If a prime motivation in your life tends to derive from, to revolve around, “my duty, my identity as an environmentalist,” be cautious. There is a subtle trap therein––not inevitably compromising, but it exists. When you go to work as, say, a legislative expert for an environmental group in D.C., be aware that the kind of “abstraction” discussed above––the fact of being one step removed from “the facts on the ground”––may undermine your effectiveness.

I saw firsthand a case where a trained environmental lobbyist with high ideals and absolutely the best of intentions lacked a crucial one percent of knowledge of a certain public-lands policy issue; her failure to fully comprehend one tiny, subtle––but crucial––point which threatened to undercut an important environmental initiative in Congress, that those of us “in the field” had been working on for years. The nation obviously needs full-time professionals who are adept at shepherding worthy environmental regulations through the complex maze of the federal legislative process. But if, for you, such work becomes “just a job,” albeit a noble and important one, if it’s not matched by accurate and full “on the ground” knowledge of an issue backed by passionate motivation, then beware. Some people are, in fact, quite well-suited to professional environmental work––full-time lobbying and the like. But if you can’t abide the office and the paperwork (your outdoor passions taking you always out), on those occasional instances when you do happen to find yourself in the thick of an enviro battle, you will speak with authority. You will be convincing and effective. Your eloquence might even surprise you!

Let’s return full-circle to Terry Tempest Williams. Perhaps you heard her speech and long to be part of a good fight like her battle to save Castle Valley, Utah from unscrupulous developers. Look no further, for precisely the same kind of battles are raging right here, right now, in Hanover, Lebanon, and Norwich. The cultural attractions of Dartmouth together with the natural beauty of the area and a thriving world-class research and esoteric-engineering economy have made the immediate Upper Valley a hot commodity. Real estate developers are swarming, and local planning and zoning boards, composed of entirely of part-time volunteers, are struggling to keep abreast of the action. Even with the help of the towns’ tiny professional planning staffs, staying ahead of the planning curve is proving tremendously difficult. Not only are the issues and problems complex and their resolution sometimes inobvious (for example, anticipating the unintended consequences of subtle changes in obscure zoning regulation language), but the scale of proposed development has been gargantuan; and developers have been sometimes disingenuous and dishonest in their dealings with the towns, ever-ready to threaten litigation if their moneymaking ambitions are thwarted. Out-of-state developers in particular seem to possess a particularly stunning blind spot when it comes to choosing where to build. Some of the area’s last remaining serene, beautiful wild areas are, incredibly, blithely marked for destruction.
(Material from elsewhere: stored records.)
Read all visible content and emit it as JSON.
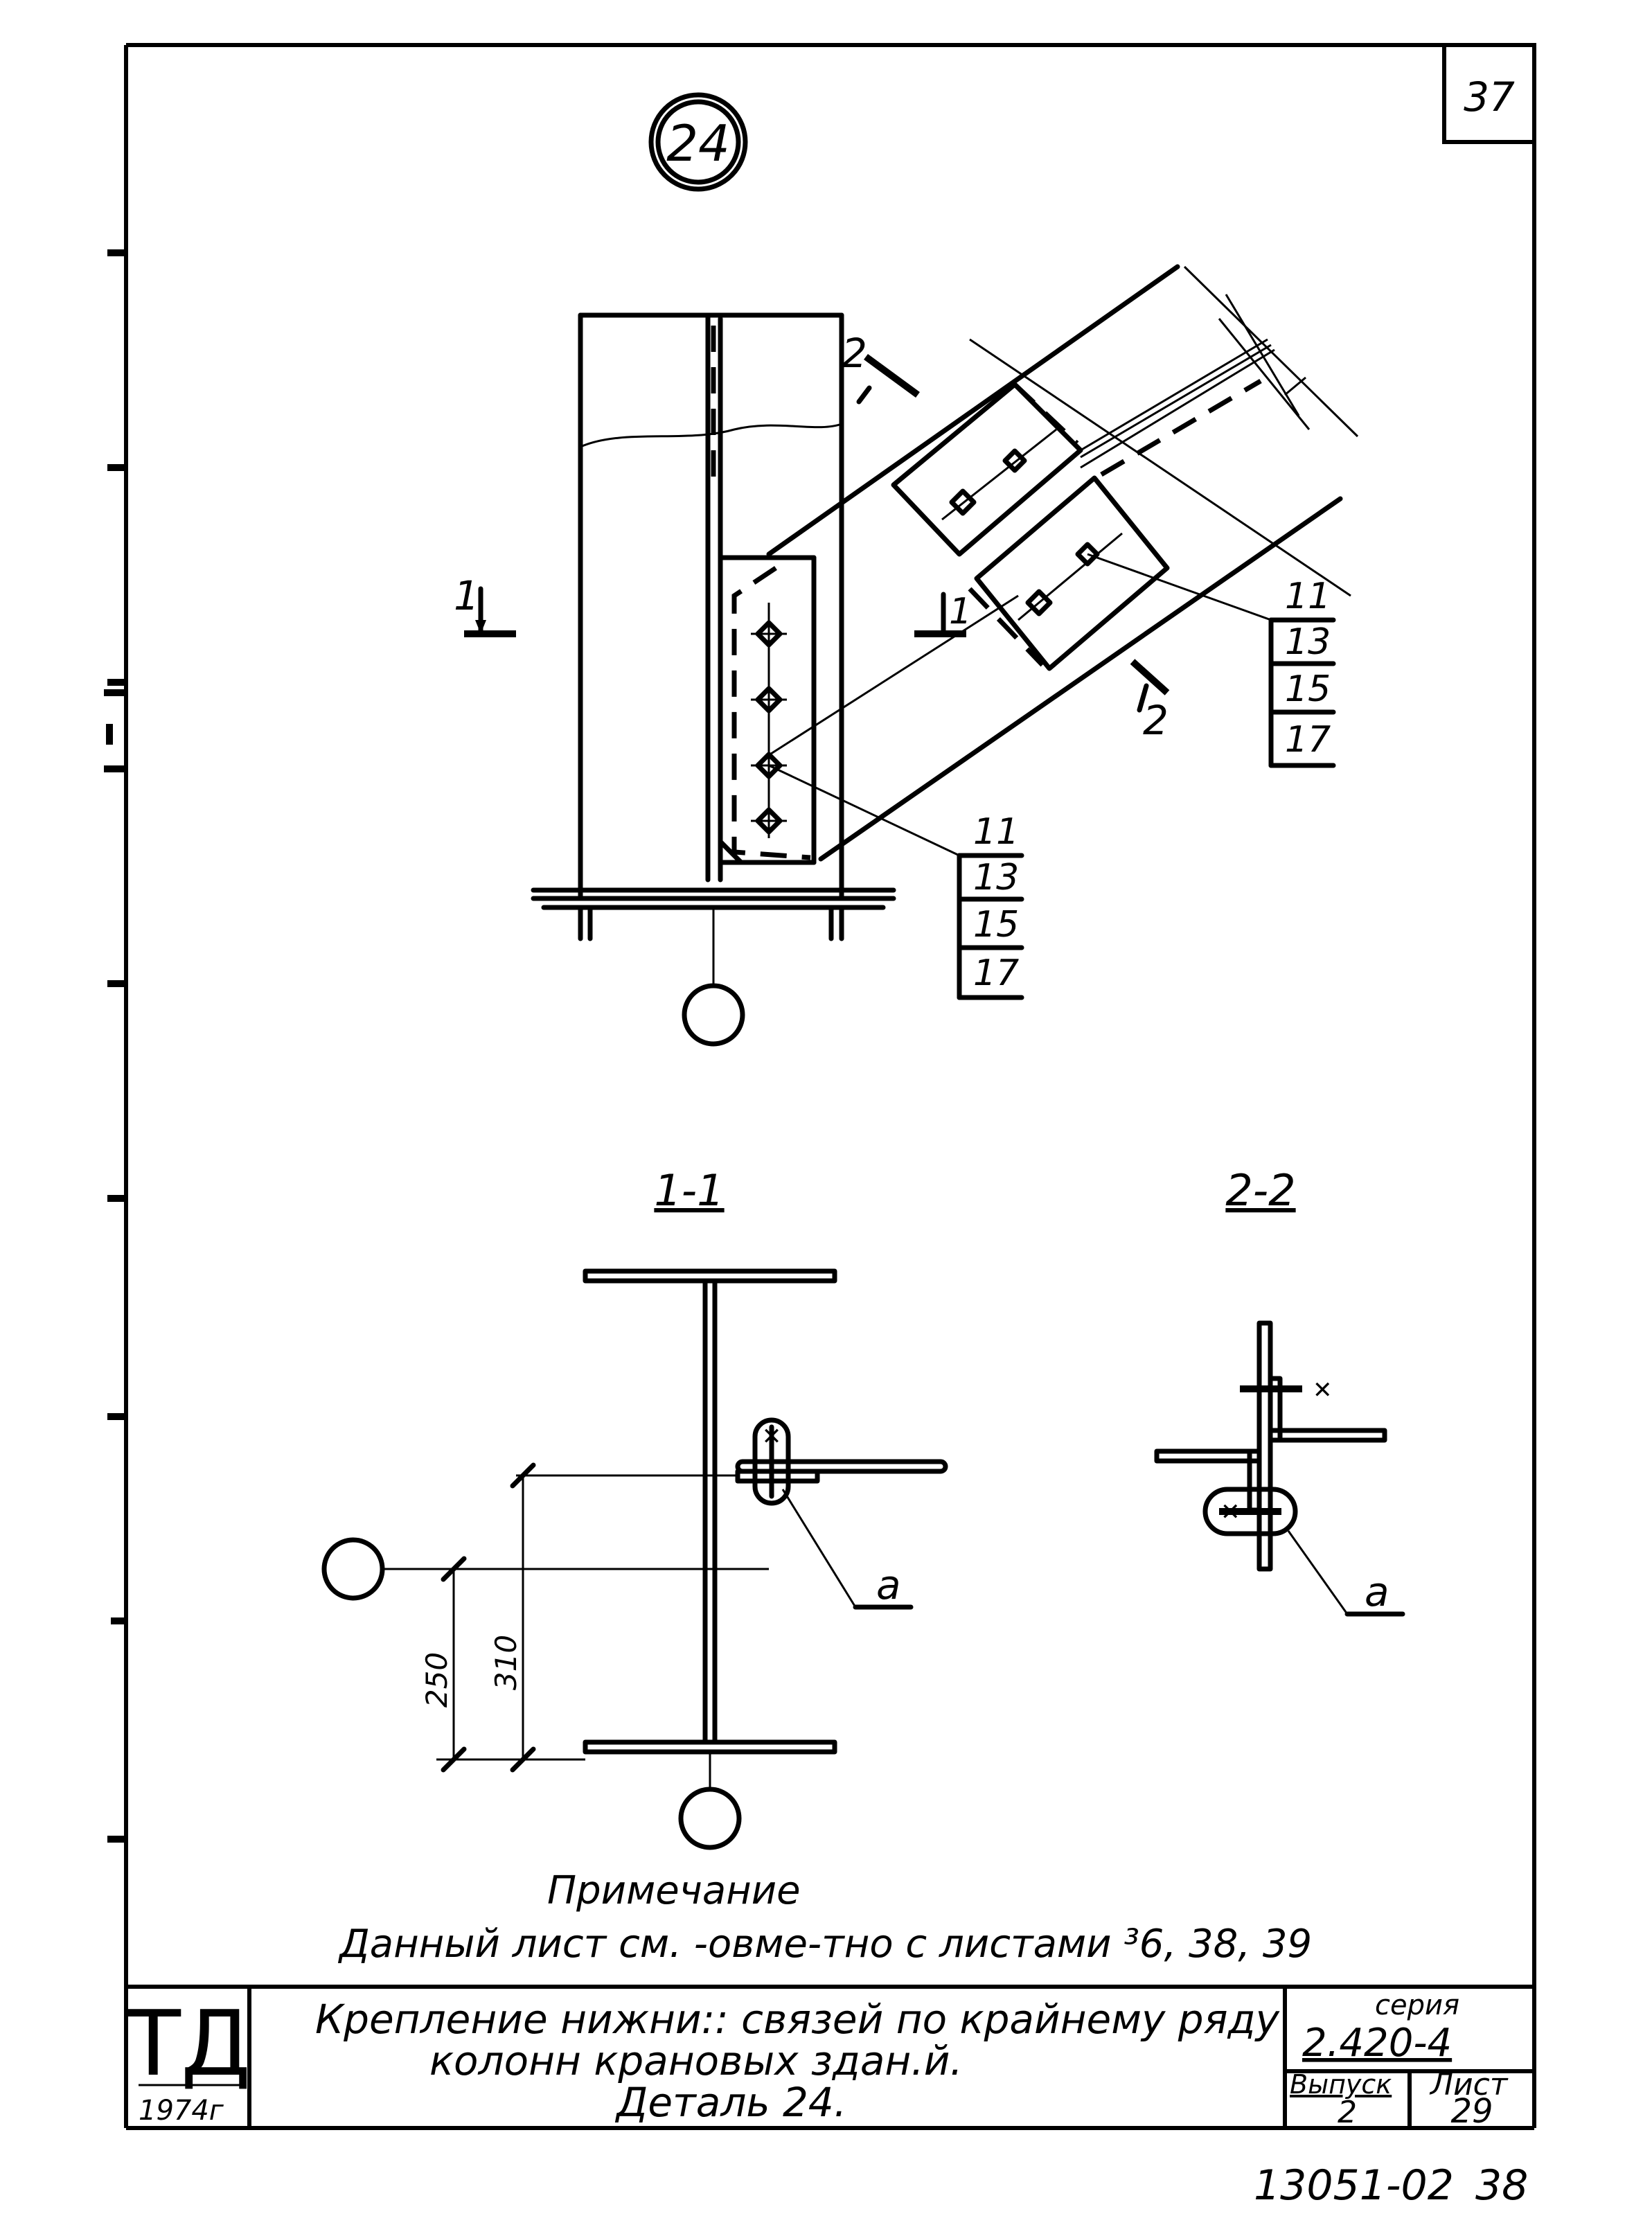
{
  "sheet": {
    "corner_number": "37",
    "detail_mark": "24",
    "bottom_code": "13051-02",
    "bottom_page": "38"
  },
  "callouts": [
    {
      "items": [
        "11",
        "13",
        "15",
        "17"
      ]
    },
    {
      "items": [
        "11",
        "13",
        "15",
        "17"
      ]
    }
  ],
  "section_marks": {
    "one": "1",
    "two": "2"
  },
  "sections": {
    "s11": {
      "title": "1-1",
      "dim_outer": "310",
      "dim_inner": "250",
      "weld_label": "а"
    },
    "s22": {
      "title": "2-2",
      "weld_label": "а"
    }
  },
  "note": {
    "heading": "Примечание",
    "text": "Данный лист см. -овме-тно с листами ³6, 38, 39"
  },
  "title_block": {
    "logo": "ТД",
    "year": "1974г",
    "title_lines": [
      "Крепление нижни:: связей по крайнему ряду",
      "колонн крановых здан.й.",
      "Деталь 24."
    ],
    "series_label": "серия",
    "series_value": "2.420-4",
    "issue_label": "Выпуск",
    "issue_value": "2",
    "sheet_label": "Лист",
    "sheet_value": "29"
  }
}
Dartmouth students should be aware that some of your very own professors are currently waging gallant battle versus these big-money interests, their lying wetlands scientists, and cash-hungry absentee landowners for whom, appallingly though predictably, maximizing profit trumps all other values. Years of scholarly debate and truth-seeking have honed these academics’ powers of reasoning, acute and thorough observation, and verbal persuasion in a way that no time spent laboring in continuously-compromising bureaucratic situations likely could have produced. Inquire around among the environmentally-conscientious professoriat and you’ll immediately discover many fabulous opportunities to engage in various aspects of our local equivalent of Williams’s Castle Valley battle. You will learn a huge amount from this (and you might even garner, merely coincidentally, some great interviews and fabulous thesis material!).

Most of all, stay fit, stay inspired––and get out there and wander in alert amazement “between the topo-lines.” You’ll like what you find!